Quandl is The New, Better, Yahoo Finance

December 16, 2017

Getting financial data these days is not as hard as it perhaps used to be. If you like to play around with it and see if you can do anything useful with it, you may use what I`m gonna give you here. I`m gonna show you simple way of getting S&P 500 data by scraping wikipedia for the list of symbols, and using Quandl API to fetch the data.

A bit of history

This used to be very easy, we had Yahoo finance and scripts to download the test data to your db were on every corner. Those days are gone, since Yahoo link got broken and it doesn`t seem that it is coming back any time soon. Quandl, however, is great replacement, that is getting better every month it seems. They support Python, which is really easy to use. But not too easy, of course, there are some subtleties of how to get that data. To overcome those I wrote this little script.

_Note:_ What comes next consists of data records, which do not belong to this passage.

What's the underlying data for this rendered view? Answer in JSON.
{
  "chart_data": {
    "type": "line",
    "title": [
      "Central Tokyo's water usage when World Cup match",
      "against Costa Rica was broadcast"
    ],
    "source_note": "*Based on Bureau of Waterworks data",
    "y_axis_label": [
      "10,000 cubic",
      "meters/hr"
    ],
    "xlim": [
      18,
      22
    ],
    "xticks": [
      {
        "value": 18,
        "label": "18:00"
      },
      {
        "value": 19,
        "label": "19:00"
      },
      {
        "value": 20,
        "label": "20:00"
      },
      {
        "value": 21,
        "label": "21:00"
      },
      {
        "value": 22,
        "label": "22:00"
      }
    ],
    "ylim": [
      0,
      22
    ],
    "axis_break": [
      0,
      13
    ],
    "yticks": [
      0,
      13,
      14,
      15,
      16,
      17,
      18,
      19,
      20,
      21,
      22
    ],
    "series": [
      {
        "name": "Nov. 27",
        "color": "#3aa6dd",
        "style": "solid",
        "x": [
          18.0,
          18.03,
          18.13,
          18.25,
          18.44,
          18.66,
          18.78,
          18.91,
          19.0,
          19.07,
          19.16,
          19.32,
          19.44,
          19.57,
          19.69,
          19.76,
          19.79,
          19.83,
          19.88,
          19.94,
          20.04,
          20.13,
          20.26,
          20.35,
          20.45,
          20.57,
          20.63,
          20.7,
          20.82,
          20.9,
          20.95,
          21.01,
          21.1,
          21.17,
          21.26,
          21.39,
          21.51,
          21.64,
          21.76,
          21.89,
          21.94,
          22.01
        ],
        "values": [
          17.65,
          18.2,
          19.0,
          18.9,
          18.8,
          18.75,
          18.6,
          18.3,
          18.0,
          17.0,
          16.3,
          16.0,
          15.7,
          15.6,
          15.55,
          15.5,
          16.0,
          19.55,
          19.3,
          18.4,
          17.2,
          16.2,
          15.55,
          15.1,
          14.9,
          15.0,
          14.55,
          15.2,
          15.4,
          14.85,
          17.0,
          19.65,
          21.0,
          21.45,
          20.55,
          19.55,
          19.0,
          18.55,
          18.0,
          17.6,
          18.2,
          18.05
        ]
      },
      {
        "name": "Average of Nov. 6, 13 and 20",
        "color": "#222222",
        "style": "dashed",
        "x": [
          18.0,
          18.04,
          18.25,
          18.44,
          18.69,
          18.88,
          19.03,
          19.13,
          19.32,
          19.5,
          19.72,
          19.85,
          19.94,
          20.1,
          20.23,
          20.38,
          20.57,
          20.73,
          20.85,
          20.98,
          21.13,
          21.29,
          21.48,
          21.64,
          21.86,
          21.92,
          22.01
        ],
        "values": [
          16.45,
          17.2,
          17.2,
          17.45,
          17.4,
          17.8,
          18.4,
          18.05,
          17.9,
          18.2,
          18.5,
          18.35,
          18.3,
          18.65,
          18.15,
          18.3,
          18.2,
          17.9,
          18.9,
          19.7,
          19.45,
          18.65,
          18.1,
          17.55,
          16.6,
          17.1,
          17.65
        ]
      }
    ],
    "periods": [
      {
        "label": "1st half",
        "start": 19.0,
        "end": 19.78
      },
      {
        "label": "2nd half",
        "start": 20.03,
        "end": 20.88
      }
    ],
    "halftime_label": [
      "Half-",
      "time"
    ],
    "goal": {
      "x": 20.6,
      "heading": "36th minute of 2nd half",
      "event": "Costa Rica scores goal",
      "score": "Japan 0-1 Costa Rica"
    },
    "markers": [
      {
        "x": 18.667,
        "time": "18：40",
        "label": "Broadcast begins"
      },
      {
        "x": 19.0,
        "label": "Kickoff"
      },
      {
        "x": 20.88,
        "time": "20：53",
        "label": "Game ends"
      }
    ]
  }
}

Hope you find it helpful:

#!/usr/bin/env python3


import time
from sqlalchemy import create_engine
import quandl
import bs4
import requests


"""Imports the list of symbols from wikipedia, and appends 'WIKI/', to
make them readable by Quandl API."""

response = requests.get(
    "http://en.wikipedia.org/wiki/List_of_S%26P_500_companies"
)
soup = bs4.BeautifulSoup(response.text)
symbolslist = soup.select('table')[0].select('tr')[1:]
symbols = []
for i, symbol in enumerate(symbolslist):
    tds = symbol.select('td')
    symbols.append('WIKI/' + tds[0].select('a')[0].text)


engine = create_engine(
    'postgresql://postgres:username@localhost:5432/databasename'
)
quandl.ApiConfig.api_key = "Your Quandl key here!"
for s in symbols:
    s = s.replace('.', '_')
    if s[-1] == '_':
        s = s[:-1]
    while True:
        try:
            daily_data = quandl.get(
                s, collapse="daily", start_date="2000-1-1"
                )
            break
        except:
            print(str(s) + ' attempting again...')
            time.sleep(1)

    daily_data.to_sql(name=s, con=engine, if_exists='replace', index=True)
    print(s + ' done...')

This gets data for each symbol for S&P index from wikipedia using quandl and downloads them into postgresql database. Important to note here, is that you need quandl api key (which is free). Before we send the request, we need to replace . by _ and remove last underscore, to make it readable for quandl API. Sometimes Quandl API crashes or sends the error response, so for it not to stop our whole script, we sometimes need to repeat the requests until we get the data. Be aware, this is not the best solution, it works for me, but you may want to look into it and change up the code in the while loop.